Catherine Strayed has lived in Winslow for several years but has never felt completely settled there. After leaving her own academic pursuits behind to move with her new husband, Wyatt to Winslow, where he received an offer to become a professor of creative writing at the small liberal arts college., Catherine settles into life working at the local bookstore. Catherine is a complex character, and her relationship with Wyatt is revealed throughout the story from her own memories and those of other characters.
Wyatt has been dead for over a year at the beginning of the novel, and much of the suspense lies in whether his death was an accident, suicide, or something more sinister. Catherine struggles to uncover her own feelings about their relationship and her past while dealing with new issues as well.

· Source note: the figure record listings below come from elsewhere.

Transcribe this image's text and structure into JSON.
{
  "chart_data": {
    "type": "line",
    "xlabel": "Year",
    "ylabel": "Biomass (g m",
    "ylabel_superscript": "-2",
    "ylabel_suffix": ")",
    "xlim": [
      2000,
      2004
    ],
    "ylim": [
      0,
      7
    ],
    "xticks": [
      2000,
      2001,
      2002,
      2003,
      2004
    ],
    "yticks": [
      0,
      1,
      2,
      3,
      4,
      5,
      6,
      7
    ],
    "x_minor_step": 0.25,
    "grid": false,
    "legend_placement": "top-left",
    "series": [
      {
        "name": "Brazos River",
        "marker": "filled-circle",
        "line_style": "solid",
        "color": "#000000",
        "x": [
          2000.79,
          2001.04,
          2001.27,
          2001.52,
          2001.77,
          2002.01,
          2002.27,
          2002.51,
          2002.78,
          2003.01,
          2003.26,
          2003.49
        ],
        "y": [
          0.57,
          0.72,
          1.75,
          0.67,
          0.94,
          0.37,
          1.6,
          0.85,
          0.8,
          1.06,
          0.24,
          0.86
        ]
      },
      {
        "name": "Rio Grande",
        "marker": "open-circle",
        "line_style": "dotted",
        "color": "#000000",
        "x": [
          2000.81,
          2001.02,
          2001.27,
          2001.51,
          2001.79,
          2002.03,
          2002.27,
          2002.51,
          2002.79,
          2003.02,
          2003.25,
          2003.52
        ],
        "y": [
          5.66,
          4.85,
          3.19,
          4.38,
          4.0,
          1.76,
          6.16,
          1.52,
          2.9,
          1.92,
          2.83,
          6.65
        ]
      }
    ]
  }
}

Into this scenario enters Antonia Lively, a young author protégé of the famed literary critic and professor, Henry Swallow. Henry and Catherine have a history as well, one that has a colossal impact on her life with Wyatt. Antonia, Catherine and Henry are all dealing with inner demons and questioning their own life and work at various points in the novel and seeing them interact while managing these problems is truly captivating.
A running theme in the novel is the question of “who decides the merit of literature?”. Does it matter where the author gets the idea for a story, who gets to judge a story, why are certain types of literature more accepted than others? All these issues are touched upon in the novel and the reader gets the sense that Levinson has grappled with these ideas at length in his own life.
My only complaint about the story is the unnecessary plot twist involving the narrator of the story. When the narrator’s identity was revealed I was completely confused. I had to go back to the beginning of the novel to see if I had missed an obvious clue, but no, it really came out of left field. Throughout the story the narrator depicts scenes, events and the innermost thoughts of characters in an omniscient manner. For the narrator to be revealed (I won’t spoil it for you) as Levinson did just didn’t add anything to the story and in fact totally took me outside the world of the novel.
Despite that quibble, I enjoyed the book. It has a great sense of place and time, and the familiar college town setting was used to great effect. Catherine was a sympathetic character without being flawless, and Antonia was a lovely foil for her as well. Overall, I think Antonia Lively Breaks the Silence is a great novel, and I am excited to see what Levinson does in the future.